US 10,891,943 B2
Intelligent short text information retrieve based on deep learning
Jinren Zhang, Nanjing (CN); Ke Xu, Nanjing (CN); Zhen Fan, Nanjing (CN); and Bo Chen, Nanjing (CN)
Assigned to Citrix Systems, Inc., Fort Lauderdale, FL (US)
Filed by Citrix Systems, Inc., Fort Lauderdale, FL (US)
Filed on Jan. 18, 2018, as Appl. No. 15/874,119.
Prior Publication US 2019/0221204 A1, Jul. 18, 2019
Int. Cl. G10L 15/16 (2006.01); G06F 17/16 (2006.01); G06N 3/04 (2006.01); G06F 16/93 (2019.01); G06F 16/483 (2019.01); G06F 40/30 (2020.01)

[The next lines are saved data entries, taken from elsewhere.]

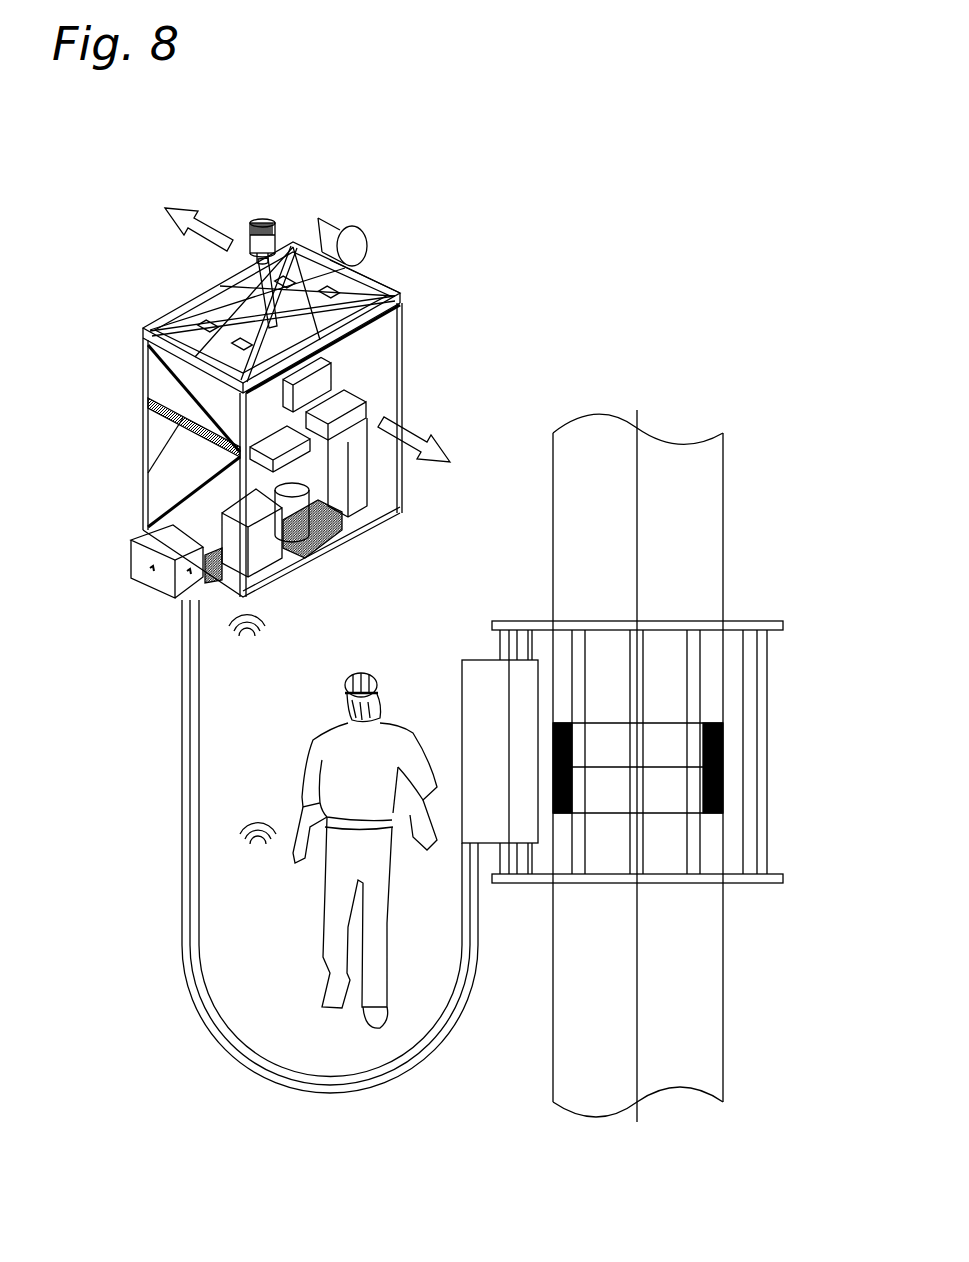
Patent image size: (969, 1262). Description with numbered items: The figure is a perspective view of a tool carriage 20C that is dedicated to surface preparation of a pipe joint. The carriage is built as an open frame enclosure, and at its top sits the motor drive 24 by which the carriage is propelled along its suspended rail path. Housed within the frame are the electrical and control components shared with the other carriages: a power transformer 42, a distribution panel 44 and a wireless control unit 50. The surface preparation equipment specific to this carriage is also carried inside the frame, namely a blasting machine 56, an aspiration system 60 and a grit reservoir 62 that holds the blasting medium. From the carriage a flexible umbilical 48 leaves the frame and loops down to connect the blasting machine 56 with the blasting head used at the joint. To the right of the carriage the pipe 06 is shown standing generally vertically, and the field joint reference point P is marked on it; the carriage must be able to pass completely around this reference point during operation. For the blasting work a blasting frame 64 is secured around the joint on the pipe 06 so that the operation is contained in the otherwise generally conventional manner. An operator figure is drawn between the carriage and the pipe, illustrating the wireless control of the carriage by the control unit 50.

The tool carriage 20C is at (160, 410).
The motor drive 24 is at (236, 330).
The wireless control unit 50 is at (332, 352).
The distribution panel 44 is at (360, 400).
The power transformer 42 is at (364, 481).
The aspiration system 60 is at (299, 466).
The grit reservoir 62 is at (303, 507).
The blasting machine 56 is at (267, 550).
The umbilical 48 is at (184, 842).
The pipe 06 is at (671, 490).
The field joint reference point P is at (638, 765).
The blasting frame 64 is at (750, 886).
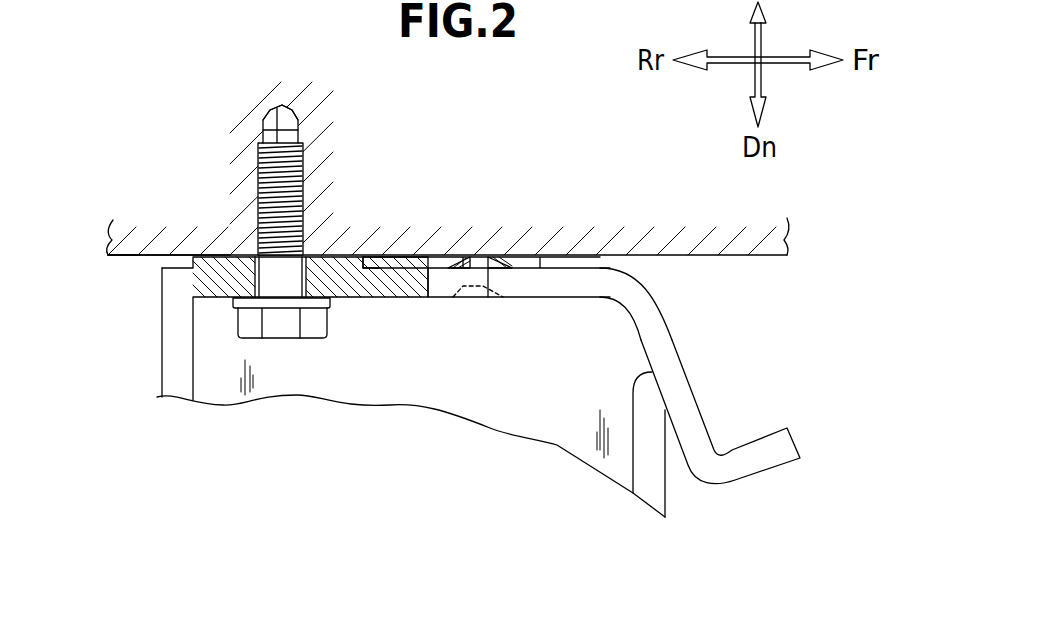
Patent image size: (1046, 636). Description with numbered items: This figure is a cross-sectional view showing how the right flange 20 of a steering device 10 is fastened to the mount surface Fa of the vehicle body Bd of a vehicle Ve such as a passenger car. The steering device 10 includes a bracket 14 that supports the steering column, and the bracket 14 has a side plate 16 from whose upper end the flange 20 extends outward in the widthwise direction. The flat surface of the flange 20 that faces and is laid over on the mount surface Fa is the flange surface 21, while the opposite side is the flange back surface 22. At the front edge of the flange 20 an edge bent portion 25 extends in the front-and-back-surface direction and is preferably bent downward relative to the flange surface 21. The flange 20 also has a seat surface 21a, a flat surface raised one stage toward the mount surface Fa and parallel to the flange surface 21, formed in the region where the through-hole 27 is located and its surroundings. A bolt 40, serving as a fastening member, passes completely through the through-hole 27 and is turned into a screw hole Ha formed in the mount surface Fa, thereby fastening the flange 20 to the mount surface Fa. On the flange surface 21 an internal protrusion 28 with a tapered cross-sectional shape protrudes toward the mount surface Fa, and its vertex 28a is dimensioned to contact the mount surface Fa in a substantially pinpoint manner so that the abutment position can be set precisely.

The steering device 10 is at (195, 470).
The bracket 14 is at (545, 443).
The side plate 16 is at (453, 383).
The flange 20 is at (232, 272).
The flange surface 21 is at (535, 256).
The seat surface 21a is at (342, 256).
The flange back surface 22 is at (521, 298).
The edge bent portion 25 is at (641, 282).
The through-hole 27 is at (266, 292).
The internal protrusion 28 is at (453, 258).
The vertex 28a is at (471, 257).
The bolt 40 is at (315, 320).
The vehicle Ve is at (150, 110).
The vehicle body Bd is at (112, 240).
The mount surface Fa is at (127, 258).
The screw hole Ha is at (282, 113).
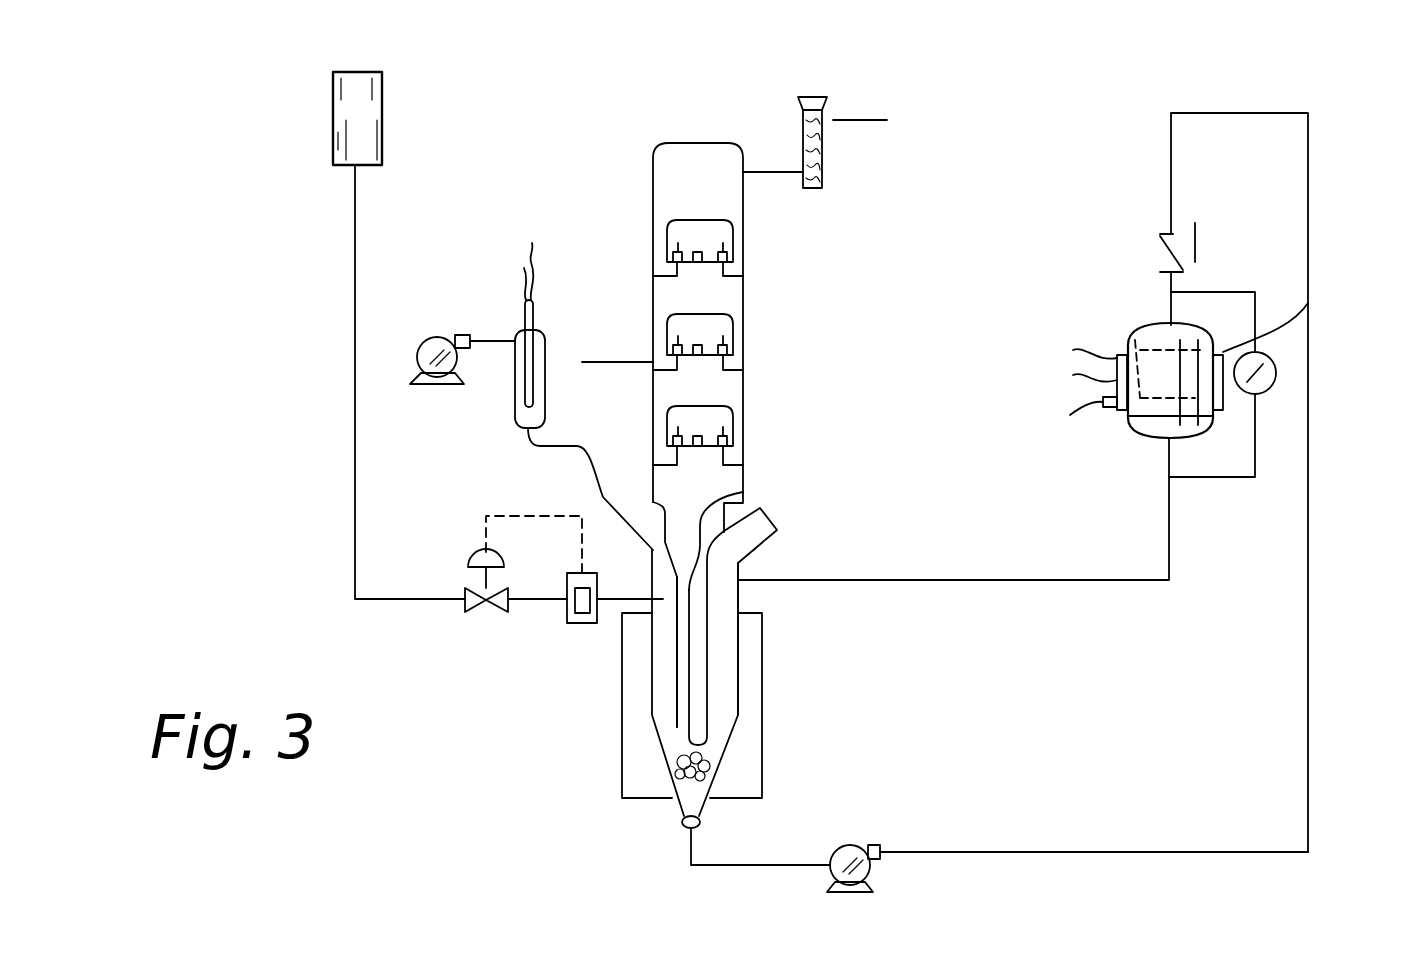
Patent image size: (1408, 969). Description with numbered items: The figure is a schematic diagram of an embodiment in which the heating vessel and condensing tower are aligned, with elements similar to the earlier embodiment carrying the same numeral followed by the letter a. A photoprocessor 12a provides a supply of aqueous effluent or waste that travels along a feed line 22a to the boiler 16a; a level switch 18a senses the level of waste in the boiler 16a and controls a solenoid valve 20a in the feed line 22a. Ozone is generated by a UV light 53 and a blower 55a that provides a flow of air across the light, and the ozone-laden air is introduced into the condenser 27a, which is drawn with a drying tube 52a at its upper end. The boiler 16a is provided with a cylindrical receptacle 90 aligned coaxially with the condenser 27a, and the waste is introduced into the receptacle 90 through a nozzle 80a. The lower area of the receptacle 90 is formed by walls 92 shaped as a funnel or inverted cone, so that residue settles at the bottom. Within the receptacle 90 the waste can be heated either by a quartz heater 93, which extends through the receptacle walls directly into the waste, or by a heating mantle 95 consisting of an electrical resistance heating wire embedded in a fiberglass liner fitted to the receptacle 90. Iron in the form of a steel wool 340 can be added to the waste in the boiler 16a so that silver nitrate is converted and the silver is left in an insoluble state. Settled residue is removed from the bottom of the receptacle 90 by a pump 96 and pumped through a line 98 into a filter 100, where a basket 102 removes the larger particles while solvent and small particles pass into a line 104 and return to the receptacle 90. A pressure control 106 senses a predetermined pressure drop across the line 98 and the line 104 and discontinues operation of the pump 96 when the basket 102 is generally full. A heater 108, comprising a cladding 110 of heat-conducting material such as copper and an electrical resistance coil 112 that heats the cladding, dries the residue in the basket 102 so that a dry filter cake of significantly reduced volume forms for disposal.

The photoprocessor 12a is at (382, 118).
The feed line 22a is at (355, 243).
The solenoid valve 20a is at (464, 577).
The level switch 18a is at (565, 625).
The blower 55a is at (432, 338).
The UV light 53 is at (548, 335).
The condenser 27a is at (762, 326).
The drying tube 52a is at (822, 178).
The quartz heater 93 is at (738, 485).
The nozzle 80a is at (663, 608).
The boiler 16a is at (640, 722).
The walls 92 is at (663, 770).
The steel wool 340 is at (712, 767).
The cylindrical receptacle 90 is at (755, 655).
The heating mantle 95 is at (740, 712).
The pump 96 is at (850, 843).
The line 98 is at (1171, 143).
The line 104 is at (1172, 553).
The filter 100 is at (1152, 321).
The basket 102 is at (1130, 330).
The cladding 110 is at (1272, 357).
The electrical resistance coil 112 is at (1103, 405).
The pressure control 106 is at (1274, 399).
The heater 108 is at (1127, 437).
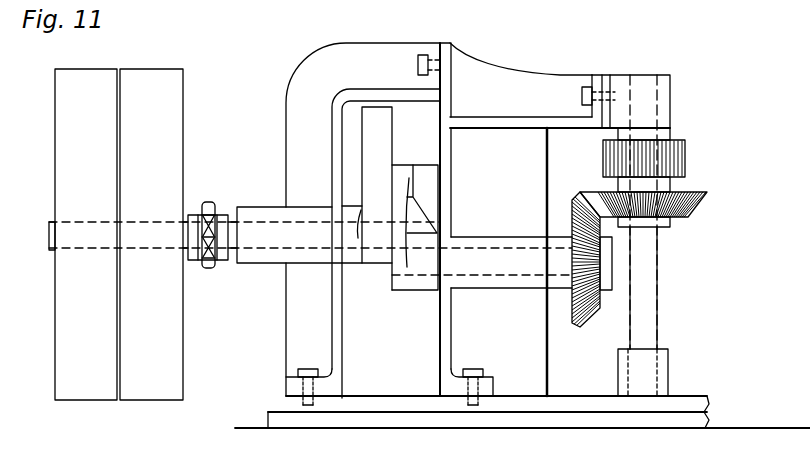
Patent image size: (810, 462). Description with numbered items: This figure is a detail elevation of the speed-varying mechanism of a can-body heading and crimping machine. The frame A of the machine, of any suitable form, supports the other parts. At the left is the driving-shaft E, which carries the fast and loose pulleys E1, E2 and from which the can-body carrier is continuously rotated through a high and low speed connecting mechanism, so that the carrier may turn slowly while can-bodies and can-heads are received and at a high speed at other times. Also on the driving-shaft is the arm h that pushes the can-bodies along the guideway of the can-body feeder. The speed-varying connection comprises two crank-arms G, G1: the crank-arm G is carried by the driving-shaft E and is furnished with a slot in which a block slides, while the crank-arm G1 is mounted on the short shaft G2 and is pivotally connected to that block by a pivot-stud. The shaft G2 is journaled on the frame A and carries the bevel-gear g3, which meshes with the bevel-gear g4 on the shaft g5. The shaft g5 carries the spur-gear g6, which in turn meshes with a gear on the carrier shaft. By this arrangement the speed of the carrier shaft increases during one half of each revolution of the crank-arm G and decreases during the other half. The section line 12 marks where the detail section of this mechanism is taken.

The frame A is at (522, 235).
The driving-shaft E is at (47, 244).
The fast pulley E1 is at (86, 234).
The loose pulley E2 is at (151, 234).
The arm of can-body feeder h is at (207, 270).
The crank-arm G is at (374, 198).
The crank-arm G1 is at (398, 213).
The shaft G2 is at (390, 290).
The bevel-gear g3 is at (584, 318).
The bevel-gear g4 is at (693, 207).
The shaft g5 is at (650, 278).
The spur-gear g6 is at (688, 158).
The section line 12 is at (435, 292).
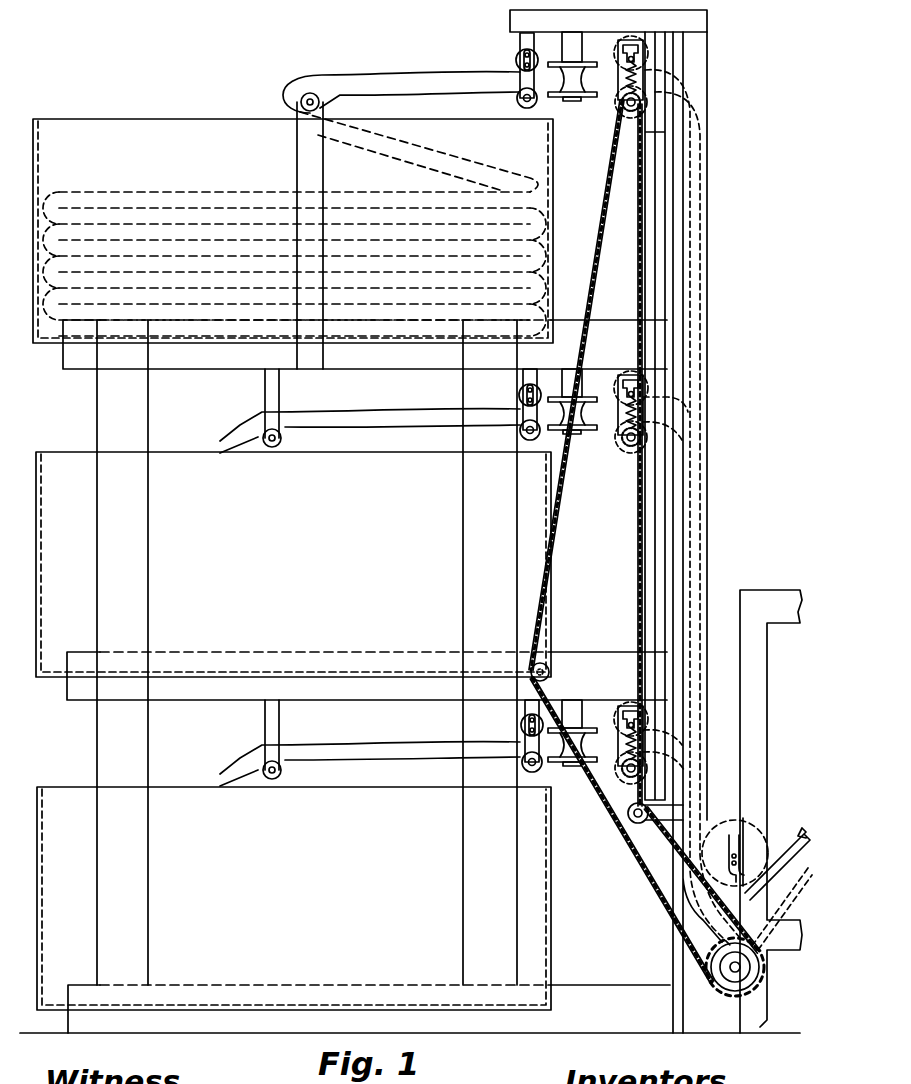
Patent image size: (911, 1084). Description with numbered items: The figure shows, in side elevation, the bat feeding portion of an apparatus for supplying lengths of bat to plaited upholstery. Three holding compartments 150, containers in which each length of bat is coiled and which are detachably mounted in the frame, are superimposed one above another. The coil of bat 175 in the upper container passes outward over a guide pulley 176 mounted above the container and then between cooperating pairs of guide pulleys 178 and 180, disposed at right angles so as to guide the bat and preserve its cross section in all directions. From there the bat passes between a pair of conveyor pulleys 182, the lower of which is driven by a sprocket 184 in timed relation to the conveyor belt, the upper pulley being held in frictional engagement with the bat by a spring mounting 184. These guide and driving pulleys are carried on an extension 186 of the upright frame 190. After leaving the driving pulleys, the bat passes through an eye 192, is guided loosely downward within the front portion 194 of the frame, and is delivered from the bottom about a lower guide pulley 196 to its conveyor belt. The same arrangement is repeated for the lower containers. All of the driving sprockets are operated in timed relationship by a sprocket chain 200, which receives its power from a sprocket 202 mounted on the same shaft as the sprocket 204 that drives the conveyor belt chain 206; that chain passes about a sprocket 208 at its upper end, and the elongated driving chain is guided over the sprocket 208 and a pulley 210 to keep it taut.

The holding compartment 150 is at (80, 132).
The coil of bat 175 is at (180, 200).
The guide pulley 176 is at (335, 72).
The guide pulley 178 is at (515, 65).
The guide pulley 180 is at (590, 96).
The conveyor pulley 182 is at (644, 45).
The sprocket 184 is at (645, 72).
The extension 186 is at (508, 20).
The upright frame 190 is at (676, 185).
The eye 192 is at (670, 72).
The front portion of the frame 194 is at (712, 88).
The guide pulley 196 is at (722, 838).
The sprocket chain 200 is at (630, 540).
The sprocket 202 is at (720, 968).
The sprocket 204 is at (760, 905).
The conveyor belt chain 206 is at (762, 878).
The sprocket 208 is at (628, 813).
The pulley 210 is at (550, 668).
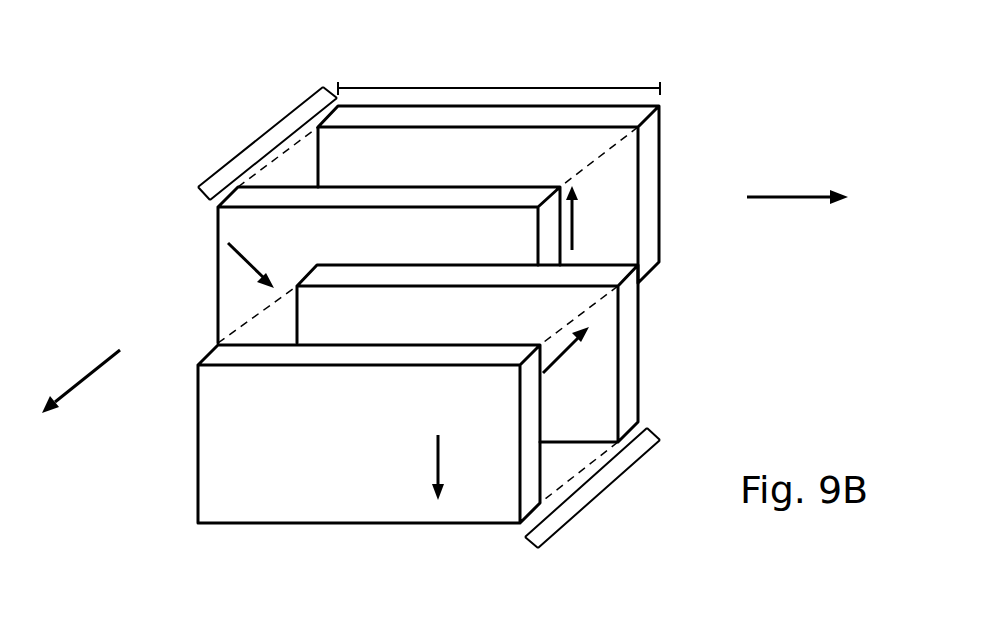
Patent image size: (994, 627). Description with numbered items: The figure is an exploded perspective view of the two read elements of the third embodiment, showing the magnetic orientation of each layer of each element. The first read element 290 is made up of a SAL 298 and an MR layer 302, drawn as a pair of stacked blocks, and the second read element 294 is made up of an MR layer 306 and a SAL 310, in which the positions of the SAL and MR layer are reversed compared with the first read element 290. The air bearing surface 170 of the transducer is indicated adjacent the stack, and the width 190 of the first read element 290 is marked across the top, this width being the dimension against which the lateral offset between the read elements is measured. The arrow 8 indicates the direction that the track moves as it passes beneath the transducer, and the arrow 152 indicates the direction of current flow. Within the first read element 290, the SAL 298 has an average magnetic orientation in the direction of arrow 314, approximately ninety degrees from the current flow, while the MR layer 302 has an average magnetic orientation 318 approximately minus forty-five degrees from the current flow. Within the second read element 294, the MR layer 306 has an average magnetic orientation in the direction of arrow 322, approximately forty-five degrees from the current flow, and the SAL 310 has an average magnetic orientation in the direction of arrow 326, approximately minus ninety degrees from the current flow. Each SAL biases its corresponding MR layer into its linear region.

CPC G10L 15/16 (2013.01) [G06F 16/483 (2019.01); G06F 16/93 (2019.01); G06F 17/16 (2013.01); G06F 40/30 (2020.01); G06N 3/0454 (2013.01)] 20 Claims
OG exemplary drawing
 
1. A method to retrieve content based on text input, comprising:
receiving, by a data processing system, a request comprising a plurality of terms;
determining, by a vector generator executed by the data processing system, an average of a plurality of word vectors, the plurality of word vectors including a word vector retrieved for each term of the plurality of terms of the request, the plurality of word vectors generated by multiplying an encoded vector for a respective term of the plurality of terms by a matrix of weights provided by at least one intermediate layer of a neural network;
generating, by the vector generator using the average of the plurality of word vectors, a sentence vector to map the request to a first vector space;
retrieving, from a database by the vector generator, a plurality of trained sentence vectors corresponding to a plurality of candidate electronic documents, wherein each of the plurality of trained sentence vectors map a respective sentence of each of the plurality of candidate electronic documents to the first vector space;
determining, by a scoring engine executed by the data processing system, a distance in the first vector space between the sentence vector and each trained sentence vector of the plurality of trained sentence vectors;
generating, by the scoring engine, a similarity score for each of the plurality of trained sentence vectors based on the respective one of the plurality of trained sentence vectors and the sentence vector and the distance in the first vector space between the sentence vector and each trained sentence vector of the plurality of trained sentence vectors;
selecting, by the scoring engine, an electronic document from the plurality of candidate electronic documents based on a ranking of the similarity score of each of the plurality of trained sentence vectors; and
providing, by the data processing system, the electronic document.